Прибытие иностранной делегации в Россию Алеша расценил как еще одну попытку чужаков толкнуть солдат русской армии на новое кровопролитие.
Когда командир полка закончил речь, Алеша попросил английского лейтенанта подняться на трибуну и рассказать, как он относится к русской революции.
Жульбертон отказался от выступления, заявив, что он не уполномочен говорить о революции.
— Но вы, господин лейтенант, сейчас находитесь на русской территории, а не на английской, — настаивал Алеша. — И если вы против революции, то нам с вами не по пути.
— Говорить о таких вещах в данный момент — безумие, — упорствовал Жульбертон. — Я прибыл сюда не за этим. Вы — солдаты. В нашей армии за такие дела расстреливают.
— И вы с этим согласны?
— Да. Конечно. Я офицер английской армии и бунтовщикам потворствовать не намерен. Вы должны воевать. Русский солдат всегда любил воевать. Митинги организовывают немецкие шпионы.
Через минуту Жульбертон пожалел, что так необдуманно высказался. Только обещание командира немедленно отправить англичанина с территории полка спасло его от неприятностей.
После этого инцидента все старания меньшевиков и эсеров привлечь участников митинга на свою сторону оказались напрасными. Они не смогли провести резолюцию о войне до победного конца. Было принято решение, требующее прекращения войны.

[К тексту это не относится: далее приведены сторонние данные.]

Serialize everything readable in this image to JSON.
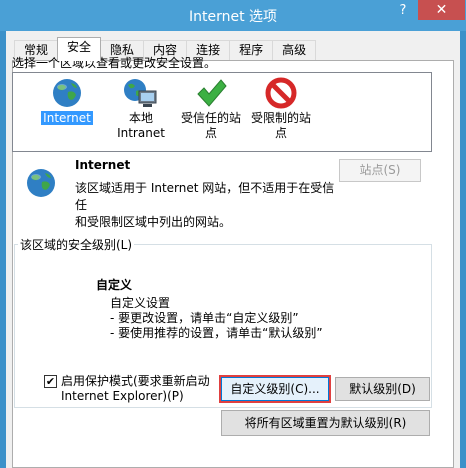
{
  "window": {
    "title": "Internet 选项",
    "help_glyph": "?",
    "close_glyph": "✕"
  },
  "tabs": [
    {
      "label": "常规",
      "active": false
    },
    {
      "label": "安全",
      "active": true
    },
    {
      "label": "隐私",
      "active": false
    },
    {
      "label": "内容",
      "active": false
    },
    {
      "label": "连接",
      "active": false
    },
    {
      "label": "程序",
      "active": false
    },
    {
      "label": "高级",
      "active": false
    }
  ],
  "security": {
    "prompt": "选择一个区域以查看或更改安全设置。",
    "zones": [
      {
        "label": "Internet",
        "icon": "globe-icon",
        "selected": true
      },
      {
        "label_line1": "本地",
        "label_line2": "Intranet",
        "icon": "intranet-icon"
      },
      {
        "label_line1": "受信任的站",
        "label_line2": "点",
        "icon": "checkmark-icon"
      },
      {
        "label_line1": "受限制的站",
        "label_line2": "点",
        "icon": "no-entry-icon"
      }
    ],
    "zone_name": "Internet",
    "zone_desc_line1": "该区域适用于 Internet 网站，但不适用于在受信任",
    "zone_desc_line2": "和受限制区域中列出的网站。",
    "sites_button": "站点(S)",
    "level_title": "该区域的安全级别(L)",
    "level_name": "自定义",
    "level_desc": [
      "自定义设置",
      "- 要更改设置，请单击“自定义级别”",
      "- 要使用推荐的设置，请单击“默认级别”"
    ],
    "protected_mode_line1": "启用保护模式(要求重新启动",
    "protected_mode_line2": "Internet Explorer)(P)",
    "protected_mode_checked": true,
    "check_glyph": "✔",
    "custom_level_button": "自定义级别(C)...",
    "default_level_button": "默认级别(D)",
    "reset_all_button": "将所有区域重置为默认级别(R)"
  },
  "colors": {
    "titlebar": "#4aa0d6",
    "close": "#c75050",
    "selection": "#3399ff",
    "highlight_border": "#e04040"
  }
}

А через неделю после митинга Алексея вызвал военный следователь. Пожилой поручик с большими выцветшими глазами предъявил ему обвинение в измене родине и оскорблении союзников.
Слушая материалы обвинения, Алеша угрюмо смотрел в окно. Он думал о больной одинокой матери, ждущей своего единственного сына, видел тоскующий, полный любви взгляд умирающего отца и вспоминал его последние слова:
— Помни, Алеша, пока не отрубите голову гадине, житья вам не будет.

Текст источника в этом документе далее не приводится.